David Feldman never thought he’d be a doctor. He started out his professional career as a corporal in the Israeli Defense Forces, before joining Bank Leumi, one of the leading banks in Israel. When Leumi expanded into Canada, Feldman was transferred to Toronto to help grow and manage cross-continental operations.

“They decided that they needed my skills in Canada,” Feldman says. “So they asked me to move over, relocate with my family. I agreed.”

After five years of long hours and sleepless nights, Feldman left corporate banking and started his own consulting firm. That’s where he met a medical professional who was pioneering the use of EDS and acupuncture in Canada. He was fascinated in a fundamentally new and personalized approach to medicine, in seeing the results and positive impacts it had on a patient’s health and wellbeing. The rest, Feldman said, is history

He learned all about electro screening, about its massive growth here in the United States, about its potential to revolutionize the ways we study and teach modern medicine. Before long, Feldman was leaving consulting behind and jumping headfirst into yet another career path.

“I decided to leave all the other careers because opportunity knocked on my door,” Feldman said. “To help people get well and feel better. I decided to open the door and take it.”

That’s when his wife, Shoshi, decided she wanted to go back to Israel. They opened their own clinic, and Feldman became the main administrator for U.S produced electro dermal screening products in Israel. He also helped develop a market for EDS and establish practices in a number of European countries. 

Today in Israel, he and Shoshi run their own clinic. Feldman also trains medical professionals and aspiring clinicians in the art and science of EDS. He estimates having mentored over 120 clinicians worldwide. 

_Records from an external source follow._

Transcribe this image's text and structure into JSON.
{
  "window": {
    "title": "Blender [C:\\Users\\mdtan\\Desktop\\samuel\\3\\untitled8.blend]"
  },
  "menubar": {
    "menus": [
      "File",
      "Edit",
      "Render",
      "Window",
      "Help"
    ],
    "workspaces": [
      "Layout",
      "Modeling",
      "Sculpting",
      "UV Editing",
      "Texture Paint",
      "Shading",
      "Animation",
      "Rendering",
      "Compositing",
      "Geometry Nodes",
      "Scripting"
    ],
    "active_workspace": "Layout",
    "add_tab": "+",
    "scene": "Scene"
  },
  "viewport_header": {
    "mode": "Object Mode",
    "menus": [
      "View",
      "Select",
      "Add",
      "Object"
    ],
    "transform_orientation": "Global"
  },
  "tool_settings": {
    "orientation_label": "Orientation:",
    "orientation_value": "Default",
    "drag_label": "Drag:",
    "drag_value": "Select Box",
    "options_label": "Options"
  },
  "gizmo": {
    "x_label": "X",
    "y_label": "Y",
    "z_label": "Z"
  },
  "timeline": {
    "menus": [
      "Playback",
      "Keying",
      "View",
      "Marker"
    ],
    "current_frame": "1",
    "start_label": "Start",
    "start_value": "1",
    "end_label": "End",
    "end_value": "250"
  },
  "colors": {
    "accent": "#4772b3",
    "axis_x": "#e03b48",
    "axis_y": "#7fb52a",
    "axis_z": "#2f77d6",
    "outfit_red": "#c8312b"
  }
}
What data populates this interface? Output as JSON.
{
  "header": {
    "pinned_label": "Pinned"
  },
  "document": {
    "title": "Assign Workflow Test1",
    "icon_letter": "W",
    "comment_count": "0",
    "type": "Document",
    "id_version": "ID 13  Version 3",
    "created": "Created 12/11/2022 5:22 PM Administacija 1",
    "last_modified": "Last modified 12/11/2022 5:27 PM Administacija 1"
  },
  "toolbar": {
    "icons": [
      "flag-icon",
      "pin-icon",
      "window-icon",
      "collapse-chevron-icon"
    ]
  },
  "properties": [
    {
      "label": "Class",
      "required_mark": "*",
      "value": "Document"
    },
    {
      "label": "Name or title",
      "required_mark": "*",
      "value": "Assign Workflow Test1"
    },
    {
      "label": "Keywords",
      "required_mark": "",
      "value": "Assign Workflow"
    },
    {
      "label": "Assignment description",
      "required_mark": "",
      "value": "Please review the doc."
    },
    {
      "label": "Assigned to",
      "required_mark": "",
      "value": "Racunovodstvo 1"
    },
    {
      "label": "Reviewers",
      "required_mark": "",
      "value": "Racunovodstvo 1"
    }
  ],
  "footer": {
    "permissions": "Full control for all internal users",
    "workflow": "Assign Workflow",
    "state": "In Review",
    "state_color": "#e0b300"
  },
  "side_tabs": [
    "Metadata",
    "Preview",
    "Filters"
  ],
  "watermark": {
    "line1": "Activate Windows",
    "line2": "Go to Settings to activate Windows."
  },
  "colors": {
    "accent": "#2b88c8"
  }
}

“Every day is a different day. And that’s what I like by the way. When I wake up in the morning I say: OK, what surprises will we have today? Basically the day to day is work at the clinic and in between answering prospects who would like to open their own clinics. How to do it, what to do.”

Only by Results

His work with each patient mirrors that of the breakthroughs with Mira. First, Feldman runs a diagnostic test, scanning for any irregularities within the body and getting to the route-cause of the problem.  

Feldman knows there are skeptics of holistic medicine. It’s difficult to accept a treatment philosophy that is thoroughly out of the mainstream of modern Western medicine.  But he points to results — tangible data points that prove the efficacy of his approach. 

90%. That’s the rate of patients Feldman sees whose ailments are cured by his electro-acupuncture methods. To be counted in that ratio of success, patients must not experience symptoms of their prior ailment for at least six months. Without a trace, it must disappear.

Feldman said that’s how his work should be judged. Not by preconceived notions or biases, but by cold hard data and numbers. 

“Only by results,” Feldman said. “You cannot measure success by how much we tried. It’s irrelevant. As a former business person I can tell you, it’s irrelevant how much you try. It’s a nice argument but how much you tried basically doesn’t mean a thing unless there is a result.”

He wants to keep opening clinics — in Israel and elsewhere. In Turkey, where Bio-Control had a strong presence before the rise of current President Recep Tayyip Erdogan. And throughout Europe, where there’s a proven market for electro-acupuncture techniques. 

Feldman does not need sophisticated marketing campaigns to advertise his services. He just needs to keep putting the word out — through proven success and word-of-mouth advertising. 

“It’s like a snowball,” Feldman said. “It had to have initial mass in order to go and get to move. We are right now in Israel, far beyond that starting point of the snowball. We’re in the midst of an avalanche in terms of people who come to our practice and truly benefit from our approach.”